Kimberly explained that she and Steve had been having marital problems for about three months and decided to attend the Valentine's weekend hoping to revive their marriage. According to Kim, Steve got “sloppy drunk” during the evening, drinking all but one glass from the complimentary bottle of champagne that was left in their room, as well as drinking wine at dinner, more champagne, and beer. And, after the dinner show, the couple purchased more beer to drink back at their room. Kim told the officers that Steve was taking several types of prescription medicine for his depression, including Xanax. She said he was also taking the over-the-counter liquid cold medicine Theraflu. According to Kim, Steve took the Xanax and Theraflu around 7:00
P.M.
, just before they went to dinner. Kim also told the officers that her husband regularly chewed tobacco and always smoked cigars when he drank. However, she said she didn't think Steve bought or brought any cigarettes or cigars with him to Harbourtowne. She said she didn't, either.
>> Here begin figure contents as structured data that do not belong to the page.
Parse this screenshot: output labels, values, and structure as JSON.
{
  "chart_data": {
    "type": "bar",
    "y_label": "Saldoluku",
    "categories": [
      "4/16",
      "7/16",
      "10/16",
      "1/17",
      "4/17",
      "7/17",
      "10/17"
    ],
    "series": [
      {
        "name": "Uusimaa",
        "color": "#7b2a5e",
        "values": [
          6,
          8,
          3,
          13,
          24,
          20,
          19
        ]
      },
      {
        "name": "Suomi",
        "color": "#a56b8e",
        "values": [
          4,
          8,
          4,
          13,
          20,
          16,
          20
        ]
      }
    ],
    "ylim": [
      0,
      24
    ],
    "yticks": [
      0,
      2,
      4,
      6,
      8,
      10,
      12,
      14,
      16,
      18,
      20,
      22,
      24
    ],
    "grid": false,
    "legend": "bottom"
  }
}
Kim said when she and Steve got back to their room they watched the movie
Tommy Boy
and then started watching the 11:00
P.M.
news when Steve began “pawing” her. Kim said she was surprised because she and Steve had agreed there would be no sex during the weekend. She also said she was surprised at her husband's advances because when he wanted sex he usually turned to pornography, not her. She said she left the room because of the fight over Steve's drunken behavior, adding that it wasn't a physical fight. Kim explained that Steve had never been physically abusive toward her.